Back pain after drinking soda
Possible conditions that might cause back pain after soda:
- Heart problems: If back pain occurs together with a sharp pain in the chest, that might indicate a heart attack or angina. Pain in the left or both shoulders and arms, jaw pain, neck pain, feeling weak, and shortness of breath are also common symptoms. This condition is a medical emergency!
- Acid reflux: Chest pain caused by acid reflux might radiate to the back. Other symptoms are regurgitation, upper stomach pain, sour taste in the mouth. The pain usually gets worse when lying down.
- Digestive organs: Problems with the gallbladder, pancreas, and kidney might all cause referred pain in the back. Ulcers are also a possible cause.
Shoulder and arm pain after drinking soda
- Right arm and shoulder pain: The most likely cause is gallstones or gallbladder inflammation.

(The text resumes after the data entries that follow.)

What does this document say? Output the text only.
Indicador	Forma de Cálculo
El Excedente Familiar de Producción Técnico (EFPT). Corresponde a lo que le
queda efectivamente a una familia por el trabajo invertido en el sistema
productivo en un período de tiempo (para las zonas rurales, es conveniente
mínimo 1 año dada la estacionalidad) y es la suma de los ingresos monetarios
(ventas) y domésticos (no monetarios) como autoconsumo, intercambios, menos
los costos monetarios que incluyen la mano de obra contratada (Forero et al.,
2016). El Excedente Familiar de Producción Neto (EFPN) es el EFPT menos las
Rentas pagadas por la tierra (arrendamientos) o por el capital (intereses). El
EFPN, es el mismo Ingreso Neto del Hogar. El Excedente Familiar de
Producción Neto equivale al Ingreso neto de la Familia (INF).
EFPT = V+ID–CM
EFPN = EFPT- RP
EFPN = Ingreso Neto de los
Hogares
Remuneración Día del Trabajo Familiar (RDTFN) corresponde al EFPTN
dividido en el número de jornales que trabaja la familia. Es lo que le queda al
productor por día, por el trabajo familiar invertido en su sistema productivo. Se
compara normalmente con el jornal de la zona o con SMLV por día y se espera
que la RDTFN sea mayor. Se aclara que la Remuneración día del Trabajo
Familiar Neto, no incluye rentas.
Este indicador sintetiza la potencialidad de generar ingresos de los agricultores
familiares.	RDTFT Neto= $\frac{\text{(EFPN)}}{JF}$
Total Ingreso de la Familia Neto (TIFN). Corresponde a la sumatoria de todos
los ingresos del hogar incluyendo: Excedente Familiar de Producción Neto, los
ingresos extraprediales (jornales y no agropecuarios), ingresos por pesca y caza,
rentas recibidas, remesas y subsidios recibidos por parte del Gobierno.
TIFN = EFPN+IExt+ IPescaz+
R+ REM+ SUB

- Left arm and shoulder pain: Both the heart and the pancreas might cause pain in the left side.
- Pain in both arms or shoulders: A heart attack might cause pain on both sides. However, if no other heart attack symptoms are observed, the cause might be simple overeating, acid reflux, or bloating.
Neck pain after drinking soda
It is not easy to diagnose eating-related neck pain. The cause can be the heart, acid reflux, gallbladder, pancreas, even stomach ulcers might cause pain in the neck.
Another possible cause is a food allergy. If you are allergic to an ingredient of the soda, swelling in the lungs or sinus pressure are possible allergic reactions. Both can cause pain in the neck.
Allergic reactions usually shortly after drinking. Other common symptoms are:
- runny nose
- itchy skin
While most allergic reactions are mild, sometimes allergy can cause anaphylaxis, which requires immediate help.
Soda, fizzy drinks can cause all kinds of serious health issues, especially in the long term.
The main problem with soda is the high sugar content, which might cause most of the above-mentioned diseases and symptoms.
Sometimes you might experience symptoms because of the gas content or drinking it cold. In most cases, such symptoms are not serious and should go away within a few hours.
The bottom line is that soda does not provide any value to your body. We recommend eliminating it from your diet or at least drinking it very occasionally.